Based on the above, the storage circuit in the present disclosure may store, in the scanning period of the frame period, the data driving signal provided by the data line and provide the data driving signal to the liquid crystal capacitor in the display period of the frame period, and the switching circuit may be turned on in the scanning period to provide the reference voltage to the liquid crystal capacitor. In this way, the sub-pixel unit may not need to be driven in the entire frame period, to effectively reduce power consumption of the liquid crystal display device and reduce the circuit area. For example, in some embodiments, only six transistors and one capacitor are used to drive the liquid crystal capacitor for polarity reversal and reduce power consumption, to effectively reduce the circuit area.

Although the present disclosure is disclosed as above by using the embodiments, the embodiments are not intended to limit the present invention. A person of ordinary skill in the art may further make variations and improvements without departing from the spirit and scope of the present invention. Therefore, the protection scope of the present disclosure should be subject to the appended claims.

Claims

What is claimed is:

1. A liquid crystal display device, comprising:

a gate driver;

a source driver; and

a liquid crystal display panel, coupled to the gate driver and the source driver, wherein the liquid crystal display panel comprises a plurality of sub-pixel units, and each sub-pixel unit comprises:

a liquid crystal capacitor, wherein a first end of the liquid crystal capacitor is coupled to a common voltage;

a storage circuit, comprising:

a first switch, wherein a first end of the first switch is coupled to the data line;

a storage capacitor, wherein a first end and a second end of the storage capacitor are respectively coupled to a second end of the first switch and ground; and

a second switch, coupled between the first end of the storage capacitor and a second end of the liquid crystal capacitor; and

a switching circuit, comprising:

a third switch, coupled between a reference voltage and the second end of the liquid crystal capacitor,

wherein, during a scanning period of a frame period, the first switch and the third switch are turned on and the second switch is turned off, and during a display period of the frame period, the first switch and the third switch are turned off and the second switch is turned on.

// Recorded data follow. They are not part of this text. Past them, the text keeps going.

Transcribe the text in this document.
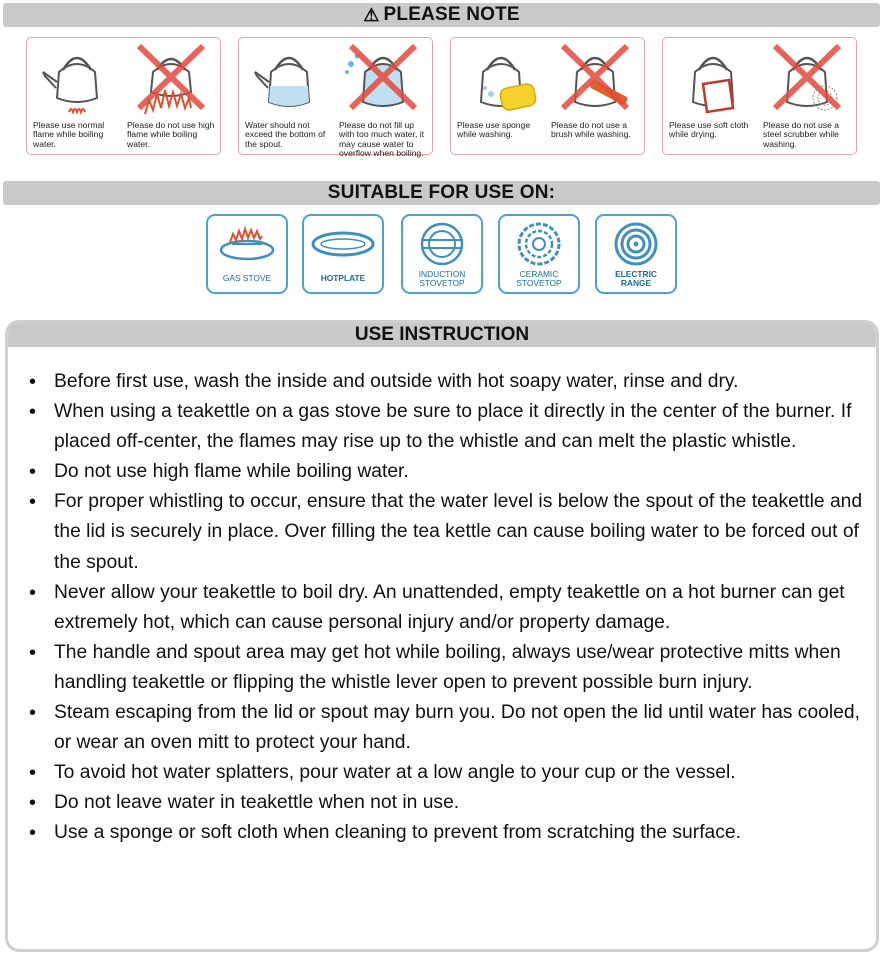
⚠ PLEASE NOTE
Please use normal flame while boiling water.
Please do not use high flame while boiling water.
Water should not exceed the bottom of the spout.
Please do not fill up with too much water, it may cause water to overflow when boiling.
Please use sponge while washing.
Please do not use a brush while washing.
Please use soft cloth while drying.
Please do not use a steel scrubber while washing.
SUITABLE FOR USE ON:
GAS STOVE	HOTPLATE	INDUCTION
STOVETOP
CERAMIC
STOVETOP
ELECTRIC
RANGE
USE INSTRUCTION
• Before first use, wash the inside and outside with hot soapy water, rinse and dry.
• When using a teakettle on a gas stove be sure to place it directly in the center of the burner. If placed off-center, the flames may rise up to the whistle and can melt the plastic whistle.
• Do not use high flame while boiling water.
• For proper whistling to occur, ensure that the water level is below the spout of the teakettle and the lid is securely in place. Over filling the tea kettle can cause boiling water to be forced out of the spout.
• Never allow your teakettle to boil dry. An unattended, empty teakettle on a hot burner can get extremely hot, which can cause personal injury and/or property damage.
• The handle and spout area may get hot while boiling, always use/wear protective mitts when handling teakettle or flipping the whistle lever open to prevent possible burn injury.
• Steam escaping from the lid or spout may burn you. Do not open the lid until water has cooled, or wear an oven mitt to protect your hand.
• To avoid hot water splatters, pour water at a low angle to your cup or the vessel.
• Do not leave water in teakettle when not in use.
• Use a sponge or soft cloth when cleaning to prevent from scratching the surface.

2. The liquid crystal display device according to claim 1, wherein

a control end of the first switch is coupled to the gate driver, and the first switch is in an on state in the scanning period and is in an off state in the display period; and

a control end of the second switch is coupled to the gate driver, and the second switch is in an off state in the scanning period and is in an on state in the display period.

3. The liquid crystal display device according to claim 2,

wherein the third switch is in an on state in the scanning period and is in an off state in the display period.

4. The liquid crystal display device according to claim 3, wherein the first switch, the second switch, and the third switch are transmission gates.

5. The liquid crystal display device according to claim 1, wherein the reference voltage enables the liquid crystal capacitor to display a preset picture in the scanning period.

6. The liquid crystal display device according to claim 1, wherein a polarity of the common voltage is opposite to a polarity of the data driving signal.

7. The liquid crystal display device according to claim 1, wherein a polarity of the common voltage is opposite to a polarity of the reference voltage.

8. The liquid crystal display device according to claim 1, further comprising:

a backlight module, configured to provide a backlight source in the display period.

9. The liquid crystal display device according to claim 1, wherein the liquid crystal display panel comprises a plurality of pixels, and each pixel comprises a plurality of sub-pixel units.